With atomic transactions, there is a strong division of function between an application and coordination. The application determines which services are included in the transaction, and when to either commit or abort. After this, coordination takes over deciding the outcome without application involvement.

An atomic transaction provides a simple programming model abstraction by making the following assumptions:

  • Updates are hidden (isolated) until they are committed. For even the weakest database isolation levels, write locks are held on updated data until the end of the transaction, so that updates are hidden from view by other transactions until commit. When a transaction spans multiple systems using 2PC, all of these systems hold write locks until commit, so the systems must trust each other to be responsive.
  • There is a single all-or-nothing decision for all participants. Any one of the systems can abort the entire atomic transaction, so these systems must trust each other to have cooperative intentions.
  • The 2PC protocol also requires that services in the Prepare phase waiting for the final outcome to be communicated by the coordinator do not drop unilaterally their participation in the activity. This is quite a stringent constraint, as the Prepare phase may be of long duration, so these systems must trust each other to be responsive.

An atomic transaction should not span systems that cannot establish these forms of mutual trust.

The 2PC protocol further requires that the Expires time in the CoordinationContext be interpreted as follows: if the expiration time is reached before the end of the Prepare Phase of the 2PC, then the transaction has to abort. Once the Prepare Phase of 2PC has completed, the Expires time has no influence in the outcome of the transaction. In effect, it is ignored from then on.

4.2 The Coordination Protocols

The three coordination protocols for atomic transactions specified in WS-AtomicTransaction are the following:

  • Completion: An application uses this protocol to tell the coordinator to either try to commit or abort an atomic transaction. Upon receiving a Commit or Rollback message, the coordinator begins with Volatile2PC prepare phase and then proceeds through Durable2PC. The final result is signaled to the Completion protocol participant. This protocol does not guarantee that the message with the final outcome be delivered to the participant.
  • Volatile2PC: Participants managing volatile resources, such as a cache, should use this 2PC protocol. Upon receiving a Completion protocol Commit message, the root coordinator begins the prepare phase of all participants registered for the Volatile2PC protocol. All participants registered for this protocol must respond before a Prepare message is sent to a participant registered for the Durable2PC protocol. Additional participants may register with the coordinator until the coordinator issues a Prepare to any durable participant. This protocol does not guarantee that the message with the final outcome be delivered to the participant.
  • Durable2PC: Participants managing durable resources such as a database, a transactional file system or a durable queue service should use this 2PC protocol. Upon completing the prepare phase for Volatile2PC participants, the root coordinator begins the prepare phase for Durable2PC participants. All participants registered for this protocol must respond Prepared or ReadOnly before a Commit notification is issued to a participant registered for either protocol. This protocol guarantees that the message with the final outcome will be delivered to each of the participants.

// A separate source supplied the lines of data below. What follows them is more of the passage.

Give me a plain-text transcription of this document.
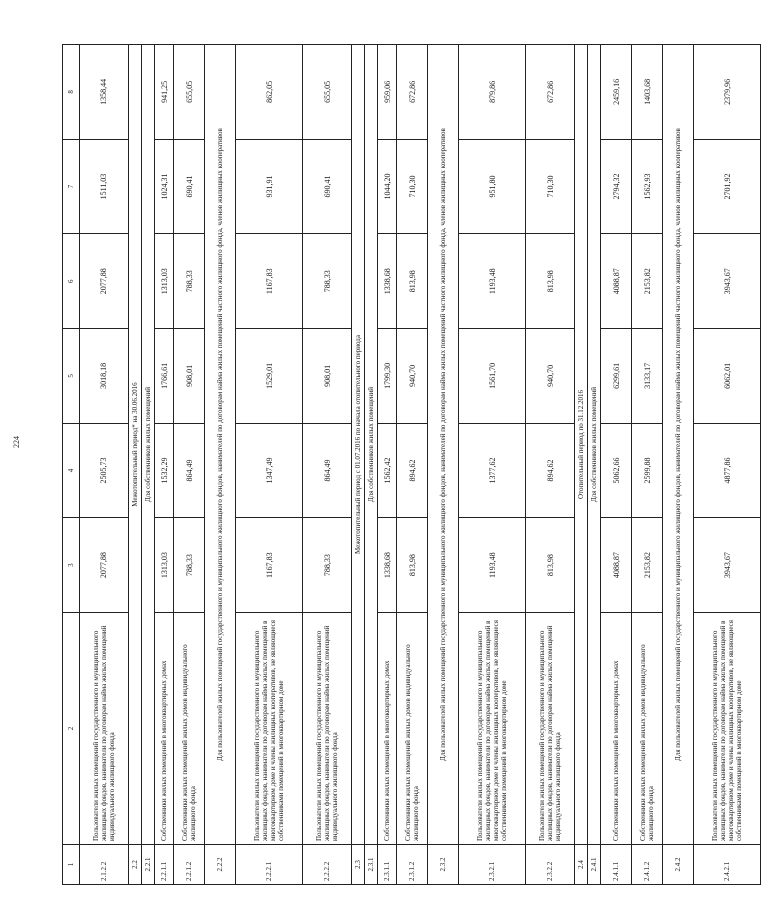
224
1	2	3	4	5	6	7	8
2.1.2.2	Пользователи жилых помещений государственного и муниципального жилищных фондов, наниматели по договорам найма жилых помещений индивидуального жилищного фонда	2077,88	2505,73	3018,18	2077,88	1511,03	1358,44
2.2	Межотопительный период* на 30.06.2016						
2.2.1	Для собственников жилых помещений						
2.2.1.1	Собственники жилых помещений в многоквартирных домах	1313,03	1532,29	1766,61	1313,03	1024,31	941,25
2.2.1.2	Собственники жилых помещений жилых домов индивидуального жилищного фонда	788,33	864,49	908,01	788,33	690,41	655,05
2.2.2	Для пользователей жилых помещений государственного и муниципального жилищного фондов, нанимателей по договорам найма жилых помещений частного жилищного фонда, членов жилищных кооперативов						
2.2.2.1	Пользователи жилых помещений государственного и муниципального жилищных фондов, наниматели по договорам найма жилых помещений в многоквартирном доме и члены жилищных кооперативов, не являющиеся собственниками помещений в многоквартирном доме	1167,83	1347,49	1529,01	1167,83	931,91	862,05
2.2.2.2	Пользователи жилых помещений государственного и муниципального жилищных фондов, наниматели по договорам найма жилых помещений индивидуального жилищного фонда	788,33	864,49	908,01	788,33	690,41	655,05
2.3	Межотопительный период с 01.07.2016 по начала отопительного периода						
2.3.1	Для собственников жилых помещений						
2.3.1.1	Собственники жилых помещений в многоквартирных домах	1338,68	1562,42	1799,30	1338,68	1044,20	959,06
2.3.1.2	Собственники жилых помещений жилых домов индивидуального жилищного фонда	813,98	894,62	940,70	813,98	710,30	672,86
2.3.2	Для пользователей жилых помещений государственного и муниципального жилищного фондов, нанимателей по договорам найма жилых помещений частного жилищного фонда, членов жилищных кооперативов						
2.3.2.1	Пользователи жилых помещений государственного и муниципального жилищных фондов, наниматели по договорам найма жилых помещений в многоквартирном доме и члены жилищных кооперативов, не являющиеся собственниками помещений в многоквартирном доме	1193,48	1377,62	1561,70	1193,48	951,80	879,86
2.3.2.2	Пользователи жилых помещений государственного и муниципального жилищных фондов, наниматели по договорам найма жилых помещений индивидуального жилищного фонда	813,98	894,62	940,70	813,98	710,30	672,86
2.4	Отопительный период по 31.12.2016						
2.4.1	Для собственников жилых помещений						
2.4.1.1	Собственники жилых помещений в многоквартирных домах	4088,87	5062,66	6299,61	4088,87	2794,32	2459,16
2.4.1.2	Собственники жилых помещений жилых домов индивидуального жилищного фонда	2153,82	2599,88	3133,17	2153,82	1562,93	1403,68
2.4.2	Для пользователей жилых помещений государственного и муниципального жилищного фондов, нанимателей по договорам найма жилых помещений частного жилищного фонда, членов жилищных кооперативов						
2.4.2.1	Пользователи жилых помещений государственного и муниципального жилищных фондов, наниматели по договорам найма жилых помещений в многоквартирном доме и члены жилищных кооперативов, не являющиеся собственниками помещений в многоквартирном доме	3943,67	4877,86	6062,01	3943,67	2701,92	2379,96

4.3 What Has Changed Over Time

While the traditional 2PC protocol is well understood and has not changed in decades, the environment for processing transactional activities has evolved. It is now commonplace in computing centers to have multiple tiers of services. For example, in typical Web applications, front-end presentation servers farm out work to the middle-tier application-logic servers. In turn, these middle-tier servers cache appropriate application state and access the back-end databases where the state being managed by the applications ultimately resides. Supporting this requires additional coordination infrastructure. For example, to enable flushing their updated cached state to the back-end servers, the middle-tier participants need to be notified before 2PC begins. In the WS-AtomicTransaction specification, this is achieved by the Volatile2PC protocol, where the prepare phase is always executed prior to executing the Durable2PC protocol.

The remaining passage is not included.